According to the complaint, Dr. Nicholas Carl Greenwood operates Greenwood Addiction Physicians in Murray. Greenwood Addiction Physicians claims on its website to be the premier outpatient program for the treatment of opioid dependence in the Western United States.  In reality, the complaint alleges, Dr. Greenwood issues prescriptions for substances with no legitimate medical purpose and outside the usual course of professional practice. 

Through his business, Dr. Greenwood claims to offer treatment options for opioid dependence, alcohol dependence, Benzodiazepine dependence, outpatient medical detox, and nicotine/tobacco dependence.

Dr. Greenwood has the authority to dispense and administer Schedule III drugs for maintenance or detoxification treatment.  Currently, the only controlled substance approved for the treatment of narcotic addiction is Buprenorphine.

A Schedule III controlled substance, Buprenorphine and Buprenorphine combination products are manufactured by multiple companies, according to an affidavit filed in the case.  The products are marketed under several trade names including Suboxone, Zubsolv, and Butrans. Suboxone is sold as a dissolvable film for the treatment of opioid dependence and should be used as part of a complete treatment plan including counseling and psychosocial support.   

According to the complaint, on April 4, 2018, the Tooele County Sheriff’s Office told the DEA’s Tactical Division Squad that an inmate was organizing and paying individuals to obtain controlled substances from Dr.

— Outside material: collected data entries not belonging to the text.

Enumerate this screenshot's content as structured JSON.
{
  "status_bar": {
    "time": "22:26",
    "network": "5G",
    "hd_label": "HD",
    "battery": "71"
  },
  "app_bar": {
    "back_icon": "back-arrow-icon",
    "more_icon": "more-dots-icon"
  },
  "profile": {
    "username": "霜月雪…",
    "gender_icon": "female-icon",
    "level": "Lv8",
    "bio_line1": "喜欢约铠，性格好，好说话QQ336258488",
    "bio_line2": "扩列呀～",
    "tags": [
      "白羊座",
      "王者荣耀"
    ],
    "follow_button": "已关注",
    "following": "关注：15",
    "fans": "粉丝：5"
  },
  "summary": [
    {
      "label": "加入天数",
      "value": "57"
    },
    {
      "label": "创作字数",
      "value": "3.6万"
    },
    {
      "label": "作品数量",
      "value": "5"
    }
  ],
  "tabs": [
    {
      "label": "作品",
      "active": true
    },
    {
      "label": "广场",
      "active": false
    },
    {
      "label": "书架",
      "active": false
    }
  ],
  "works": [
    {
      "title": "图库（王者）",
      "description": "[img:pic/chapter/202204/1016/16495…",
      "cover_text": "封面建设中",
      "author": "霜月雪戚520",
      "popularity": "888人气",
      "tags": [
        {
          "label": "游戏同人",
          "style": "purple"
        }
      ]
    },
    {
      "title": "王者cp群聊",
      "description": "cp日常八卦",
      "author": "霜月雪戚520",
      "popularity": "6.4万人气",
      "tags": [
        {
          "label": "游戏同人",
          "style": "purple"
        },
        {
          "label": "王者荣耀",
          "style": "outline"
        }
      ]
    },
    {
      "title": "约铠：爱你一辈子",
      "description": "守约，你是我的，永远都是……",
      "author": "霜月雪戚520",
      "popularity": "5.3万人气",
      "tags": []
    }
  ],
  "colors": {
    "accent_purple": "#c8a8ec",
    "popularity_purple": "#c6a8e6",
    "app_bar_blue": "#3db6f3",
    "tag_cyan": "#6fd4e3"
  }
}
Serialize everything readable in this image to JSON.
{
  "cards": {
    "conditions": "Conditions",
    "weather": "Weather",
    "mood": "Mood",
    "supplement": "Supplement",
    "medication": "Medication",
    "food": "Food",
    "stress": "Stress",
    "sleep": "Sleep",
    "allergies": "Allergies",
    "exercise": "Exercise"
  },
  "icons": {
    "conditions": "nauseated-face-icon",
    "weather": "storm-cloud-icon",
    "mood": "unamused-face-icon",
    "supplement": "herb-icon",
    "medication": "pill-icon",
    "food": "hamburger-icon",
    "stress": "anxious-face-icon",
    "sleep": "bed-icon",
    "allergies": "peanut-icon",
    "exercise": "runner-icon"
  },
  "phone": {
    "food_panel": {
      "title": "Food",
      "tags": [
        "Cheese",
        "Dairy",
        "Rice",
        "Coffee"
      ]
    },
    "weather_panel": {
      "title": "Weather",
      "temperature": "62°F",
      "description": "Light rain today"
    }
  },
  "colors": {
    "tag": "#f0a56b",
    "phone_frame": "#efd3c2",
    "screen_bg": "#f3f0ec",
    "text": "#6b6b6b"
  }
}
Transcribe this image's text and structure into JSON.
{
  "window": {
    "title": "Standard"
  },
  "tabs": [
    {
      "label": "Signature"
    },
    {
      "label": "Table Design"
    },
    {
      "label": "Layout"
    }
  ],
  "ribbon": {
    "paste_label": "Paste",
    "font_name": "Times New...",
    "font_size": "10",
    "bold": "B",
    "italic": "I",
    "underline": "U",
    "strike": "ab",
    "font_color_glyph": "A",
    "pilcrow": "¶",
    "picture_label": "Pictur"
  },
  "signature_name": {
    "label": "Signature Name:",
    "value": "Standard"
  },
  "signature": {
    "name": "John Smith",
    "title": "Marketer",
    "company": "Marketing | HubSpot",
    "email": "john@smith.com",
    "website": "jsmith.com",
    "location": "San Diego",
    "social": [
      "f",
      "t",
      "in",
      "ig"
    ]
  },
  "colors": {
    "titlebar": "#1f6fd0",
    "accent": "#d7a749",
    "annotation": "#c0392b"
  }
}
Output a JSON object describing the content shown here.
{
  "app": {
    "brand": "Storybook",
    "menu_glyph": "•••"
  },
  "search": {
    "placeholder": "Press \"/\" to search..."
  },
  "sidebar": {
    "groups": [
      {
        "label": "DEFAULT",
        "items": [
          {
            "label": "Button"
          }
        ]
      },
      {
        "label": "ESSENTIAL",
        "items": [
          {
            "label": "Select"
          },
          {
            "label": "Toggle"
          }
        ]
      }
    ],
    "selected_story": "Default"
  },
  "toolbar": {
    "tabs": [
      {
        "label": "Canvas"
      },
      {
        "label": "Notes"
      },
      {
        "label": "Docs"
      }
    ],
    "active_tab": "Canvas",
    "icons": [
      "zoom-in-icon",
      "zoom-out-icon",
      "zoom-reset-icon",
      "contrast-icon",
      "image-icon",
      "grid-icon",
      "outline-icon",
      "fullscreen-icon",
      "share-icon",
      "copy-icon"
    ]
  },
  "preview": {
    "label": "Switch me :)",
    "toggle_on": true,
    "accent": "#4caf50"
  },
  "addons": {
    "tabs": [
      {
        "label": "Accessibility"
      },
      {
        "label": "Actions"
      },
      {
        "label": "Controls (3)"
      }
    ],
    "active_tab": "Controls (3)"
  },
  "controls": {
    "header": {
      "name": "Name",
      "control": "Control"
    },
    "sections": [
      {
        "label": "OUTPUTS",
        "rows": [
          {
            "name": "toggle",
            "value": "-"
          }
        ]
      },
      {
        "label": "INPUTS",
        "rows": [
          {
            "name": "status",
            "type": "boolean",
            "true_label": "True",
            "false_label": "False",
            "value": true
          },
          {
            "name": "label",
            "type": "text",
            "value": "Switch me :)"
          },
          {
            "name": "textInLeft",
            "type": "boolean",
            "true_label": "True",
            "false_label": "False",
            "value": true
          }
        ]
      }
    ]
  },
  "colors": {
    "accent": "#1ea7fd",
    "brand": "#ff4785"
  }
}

Greenwood. 

Following the tip from the Tooele County Jail inmate, three separate agents with the DEA Tactical Diversion Squad visited Dr. Greenwood 20 times in an undercover capacity, according to the complaint.  The complaint alleges that over the course of almost eight months, Dr, Greenwood wrote the undercover agents 19 prescriptions for 889 pills without a legitimate medical purpose and outside the usual course of professional practice. All prescriptions were for Buprenorphine. The agents visited Dr. Greenwood from June 28, 2018, through February 21, 2019.

The complaint alleges all of the agents’ visits with Dr. Greenwood followed the same pattern: Dr. Greenwood never performed a medical examination, never asked questions about the agent’s health or symptoms, and never reviewed prior medical records. Instead, Dr. Greenwood issued prescriptions for Buprenorphine to the undercover agents without any evidence of medical need. Dr. Greenwood issued most of the prescriptions without actually meeting with the undercover agents, according to documents filed in court.

Dr. Greenwood knew, or should have known, that the prescriptions he issued, essentially on a cash-and-carry basis, were not medically necessary and were being sold or traded on the street, documents filed in court allege.  Dr. Greenwood believed that 25 to 50 percent of the prescriptions he issued were sold or traded, documents filed with the court allege. None of Dr. Greenwood’s prescriptions issued to the undercover investigators had a legitimate medical purpose, according to a motion and memorandum in support of a preliminary injunction filed with the court.

The United States is seeking to stop Dr. Greenwood from prescribing controlled substances. Accordingly, the United States moved for a preliminary injunction at the same time it filed the complaint against Dr. Greenwood. Dr. Greenwood will have 60 days to respond to the complaint and 14 days to respond to the motion.

The claims made in the complaint and other court filings are allegations only, and there has been no determination of liability.